Peki tarih boyunca gücün aracı olan “servet” nasıl ortaya çıktı o halde?

Antik çağlarda servetin tarih sahnesinde belirmiş yüzlerce farklı savaşçı kavimin yayılmacı siyasetiyle, aslında kendileri de sınıflı toplumlar olan bir başka kavmin gerçekleştirdiği “servete el koyma” ile ele geçirildiği ortadadır, bu savaşçı/yayılmacı toplumlar, daha sonra çeşitli isimler altında birer imparatorluk haline geldiler, ancak hepsinde ortak nokta, imparatorluklarında yoğun “köle emeğini” kullanmalarıdır, toplumları uhrevi krallar, ona bağlı bir askeri-bürokratik seçkinler sınıfı ve tarımsal/ ticari burjuvazi ve halk adı altında anılan “emekçi”lerden oluşmaktadır, köle emeği, antik toplumların dikilitaş anıtlarından, daha Babil döneminde bile “köle sözleşmeleri”nden, Musevilik ve Hıristiyanlık dinlerinin uzun zaman diliminden geçerek, bir örneği yeni dünyadaki şeker plantasyonlarının “yoğun işgücü”nü karşılamak üzere Afrika’dan gemilere doldurularak getirilen siyahi kölelerle batı kolonyalizmine kadar çok uzun bir zaman dilimine yayılır,  Batılı toplumlardaki etnik nüfus ve Afrika ve Hindistan başta olmak üzere 3. Dünyadaki Batılı izler, köleci, kolonyalist birikim geçmişinin en somut örnekleridir.

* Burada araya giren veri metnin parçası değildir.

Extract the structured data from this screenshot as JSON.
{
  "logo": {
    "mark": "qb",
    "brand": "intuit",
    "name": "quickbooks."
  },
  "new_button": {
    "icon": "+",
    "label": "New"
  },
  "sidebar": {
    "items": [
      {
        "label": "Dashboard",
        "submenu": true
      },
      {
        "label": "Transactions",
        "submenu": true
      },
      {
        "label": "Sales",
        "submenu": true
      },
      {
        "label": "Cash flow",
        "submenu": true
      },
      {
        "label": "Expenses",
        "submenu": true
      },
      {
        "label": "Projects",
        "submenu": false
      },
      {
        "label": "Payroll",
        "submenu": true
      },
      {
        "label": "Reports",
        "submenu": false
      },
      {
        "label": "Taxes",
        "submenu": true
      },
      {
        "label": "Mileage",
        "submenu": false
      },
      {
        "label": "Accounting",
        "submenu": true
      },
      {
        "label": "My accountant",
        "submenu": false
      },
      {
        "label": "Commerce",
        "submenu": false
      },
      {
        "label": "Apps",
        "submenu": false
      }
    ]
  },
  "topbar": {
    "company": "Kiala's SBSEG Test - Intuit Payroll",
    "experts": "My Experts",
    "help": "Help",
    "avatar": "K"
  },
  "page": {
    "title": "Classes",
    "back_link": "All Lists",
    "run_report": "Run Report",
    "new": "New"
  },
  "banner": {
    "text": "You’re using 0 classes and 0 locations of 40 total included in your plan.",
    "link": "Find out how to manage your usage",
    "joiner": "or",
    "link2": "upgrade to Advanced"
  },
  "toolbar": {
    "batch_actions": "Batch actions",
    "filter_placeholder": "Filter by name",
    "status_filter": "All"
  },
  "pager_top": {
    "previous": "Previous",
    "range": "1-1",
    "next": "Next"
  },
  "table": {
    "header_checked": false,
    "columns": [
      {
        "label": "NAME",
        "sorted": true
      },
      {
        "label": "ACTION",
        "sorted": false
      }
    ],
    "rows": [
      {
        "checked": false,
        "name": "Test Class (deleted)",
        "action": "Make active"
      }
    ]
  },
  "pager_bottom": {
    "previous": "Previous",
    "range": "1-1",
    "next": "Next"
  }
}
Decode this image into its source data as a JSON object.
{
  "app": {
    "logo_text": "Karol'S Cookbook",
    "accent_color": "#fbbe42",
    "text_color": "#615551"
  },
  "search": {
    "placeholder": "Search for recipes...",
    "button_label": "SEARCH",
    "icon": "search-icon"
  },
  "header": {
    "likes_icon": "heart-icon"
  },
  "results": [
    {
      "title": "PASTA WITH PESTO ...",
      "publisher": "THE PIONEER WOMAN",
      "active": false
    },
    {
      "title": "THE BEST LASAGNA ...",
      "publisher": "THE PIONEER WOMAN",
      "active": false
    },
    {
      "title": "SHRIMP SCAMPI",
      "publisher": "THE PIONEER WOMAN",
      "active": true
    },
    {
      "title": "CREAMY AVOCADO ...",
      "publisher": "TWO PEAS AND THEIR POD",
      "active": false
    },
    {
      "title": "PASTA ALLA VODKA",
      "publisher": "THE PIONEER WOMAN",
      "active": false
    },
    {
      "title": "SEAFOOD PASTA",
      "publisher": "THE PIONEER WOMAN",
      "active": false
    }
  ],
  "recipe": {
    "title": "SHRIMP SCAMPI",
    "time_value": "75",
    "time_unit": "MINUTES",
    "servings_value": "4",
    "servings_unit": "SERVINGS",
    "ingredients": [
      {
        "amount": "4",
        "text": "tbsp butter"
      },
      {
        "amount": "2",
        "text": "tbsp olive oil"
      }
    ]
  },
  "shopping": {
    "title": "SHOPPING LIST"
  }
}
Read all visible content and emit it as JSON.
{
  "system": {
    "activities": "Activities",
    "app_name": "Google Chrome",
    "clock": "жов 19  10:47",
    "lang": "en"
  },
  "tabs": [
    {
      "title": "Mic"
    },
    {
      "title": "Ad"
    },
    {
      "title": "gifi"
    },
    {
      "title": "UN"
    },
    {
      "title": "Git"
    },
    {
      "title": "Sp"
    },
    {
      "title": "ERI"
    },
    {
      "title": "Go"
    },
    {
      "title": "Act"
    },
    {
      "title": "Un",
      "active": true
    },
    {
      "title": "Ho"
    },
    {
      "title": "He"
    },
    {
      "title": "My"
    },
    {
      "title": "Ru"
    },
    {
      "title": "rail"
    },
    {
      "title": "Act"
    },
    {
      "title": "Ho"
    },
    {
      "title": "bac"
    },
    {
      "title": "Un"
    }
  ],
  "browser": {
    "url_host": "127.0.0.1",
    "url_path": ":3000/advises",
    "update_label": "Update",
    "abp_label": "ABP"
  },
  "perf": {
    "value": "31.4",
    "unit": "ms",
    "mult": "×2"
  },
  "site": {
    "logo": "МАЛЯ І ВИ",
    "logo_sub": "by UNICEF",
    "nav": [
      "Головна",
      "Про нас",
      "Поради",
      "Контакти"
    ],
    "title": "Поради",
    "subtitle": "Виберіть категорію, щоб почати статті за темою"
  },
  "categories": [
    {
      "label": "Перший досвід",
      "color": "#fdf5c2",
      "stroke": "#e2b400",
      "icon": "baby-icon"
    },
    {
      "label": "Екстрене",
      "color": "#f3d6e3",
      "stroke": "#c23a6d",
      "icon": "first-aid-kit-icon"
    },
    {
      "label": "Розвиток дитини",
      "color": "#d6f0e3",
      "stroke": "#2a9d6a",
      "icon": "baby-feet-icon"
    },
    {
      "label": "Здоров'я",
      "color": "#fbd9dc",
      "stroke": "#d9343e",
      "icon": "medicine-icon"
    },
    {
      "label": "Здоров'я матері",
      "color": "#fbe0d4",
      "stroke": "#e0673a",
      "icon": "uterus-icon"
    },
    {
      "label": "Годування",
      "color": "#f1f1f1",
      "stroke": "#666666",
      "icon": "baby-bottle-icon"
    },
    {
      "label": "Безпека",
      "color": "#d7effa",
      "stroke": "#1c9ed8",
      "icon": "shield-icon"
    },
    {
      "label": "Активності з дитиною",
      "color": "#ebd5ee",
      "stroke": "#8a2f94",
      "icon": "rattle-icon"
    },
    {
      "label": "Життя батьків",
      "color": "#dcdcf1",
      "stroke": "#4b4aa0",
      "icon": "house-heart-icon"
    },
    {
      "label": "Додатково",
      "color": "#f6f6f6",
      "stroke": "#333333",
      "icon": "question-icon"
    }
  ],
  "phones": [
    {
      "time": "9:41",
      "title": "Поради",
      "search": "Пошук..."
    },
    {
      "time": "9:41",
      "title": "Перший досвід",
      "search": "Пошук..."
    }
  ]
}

Endüstri devrimine kadar dünyadaki tüm topluluklar kah istilalar yoluyla “servete el koyma” ve köle, serf emeği, kah da ekonomik literatürde “ilksel sermaye birikimi” olarak anılan, “iç pazara dayalı servet modeli” üzerinden gelişimlerini sağladılar, ancak döneminin işçi sınıfının günde 16 saatlik emeğiyle damgalı ‘Endüstri Devrimi’yle birlikte gerçekleşen devasa kapasite artışı ve sermaye birikimi burjuvazi için ulusal sınırları aşarak dünya pazarlarına da erişebilmeyi mümkün kıldı, ünlü tarihçi Eric Hobsbawn sanayi devrimi üzerine  “Endüstri ve İmparatorluk” isimli eserinde İngiliz gettolarında korkunç bir hava kirliliğinin eşlik ettiği barakalarda perişan halde yaşayan İngiliz işçi sınıfının gündelik yaşamını anlatır bize, diğer batılı sermayeler gibi İngiliz sermayesi de işte emeğe bu dramatik koşulları yaşatan kar hırsı ile hasıl olabilmiştir.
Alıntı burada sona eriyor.